Tribunal Administratif de Nantes — Décision N° TA44-2415946

jeudi 4 décembre 2025

JuridictionTribunal Administratif de Nantes
SectionTribunal Administratif de Nantes
N° DossierTA44-2415946
TypeDécision
RecoursExcès de pouvoir
PublicationC
Formation4ème Chambre
Avocat requérantGOUILLON

Résumé IA

Le Tribunal administratif de Nantes annule l'arrêté du 26 août 2024 par lequel le préfet de Seine-et-Marne avait obligé M. B..., ressortissant espagnol, à quitter le territoire français sans délai, fixé le pays de destination et prononcé une interdiction de retour d'un an. La juridiction relève d'office que les dispositions des articles L. 611-1, L. 612-1 et L. 612-6 du code de l'entrée et du séjour des étrangers et du droit d'asile, qui fondent ces mesures, ne sont pas applicables aux citoyens de l'Union européenne.
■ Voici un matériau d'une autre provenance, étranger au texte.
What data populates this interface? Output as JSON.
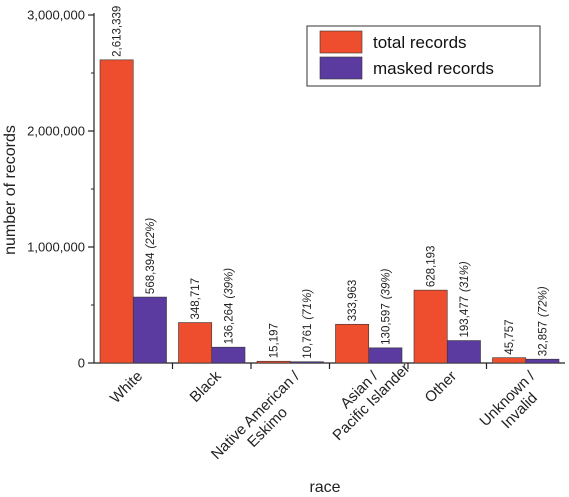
{
  "chart_data": {
    "type": "bar",
    "title": "",
    "xlabel": "race",
    "ylabel": "number of records",
    "ylim": [
      0,
      3000000
    ],
    "yticks": [
      {
        "value": 0,
        "label": "0"
      },
      {
        "value": 1000000,
        "label": "1,000,000"
      },
      {
        "value": 2000000,
        "label": "2,000,000"
      },
      {
        "value": 3000000,
        "label": "3,000,000"
      }
    ],
    "categories": [
      [
        "White"
      ],
      [
        "Black"
      ],
      [
        "Native American /",
        "Eskimo"
      ],
      [
        "Asian /",
        "Pacific Islander"
      ],
      [
        "Other"
      ],
      [
        "Unknown /",
        "Invalid"
      ]
    ],
    "series": [
      {
        "name": "total records",
        "color": "#EE4E2E",
        "values": [
          2613339,
          348717,
          15197,
          333963,
          628193,
          45757
        ],
        "labels": [
          "2,613,339",
          "348,717",
          "15,197",
          "333,963",
          "628,193",
          "45,757"
        ]
      },
      {
        "name": "masked records",
        "color": "#5B3BA0",
        "values": [
          568394,
          136264,
          10761,
          130597,
          193477,
          32857
        ],
        "labels": [
          "568,394",
          "136,264",
          "10,761",
          "130,597",
          "193,477",
          "32,857"
        ],
        "percent_labels": [
          "(22%)",
          "(39%)",
          "(71%)",
          "(39%)",
          "(31%)",
          "(72%)"
        ]
      }
    ],
    "legend_position": "top-right",
    "grid": false
  }
}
La solution retenue est fondée sur les articles L. 233-1, L. 234-1 et L. 251-1 du même code, relatifs au droit de séjour des ressortissants européens.

Texte intégral

Vu la procédure suivante :

Par une ordonnance n° 2410698 du 10 octobre 2024, enregistrée le 14 octobre 2024 au greffe du tribunal, la présidente du tribunal administratif de Melun a transmis au tribunal administratif de Nantes, sur le fondement de l’article R. 351-3 du code de justice administrative, le dossier de la requête de M. C....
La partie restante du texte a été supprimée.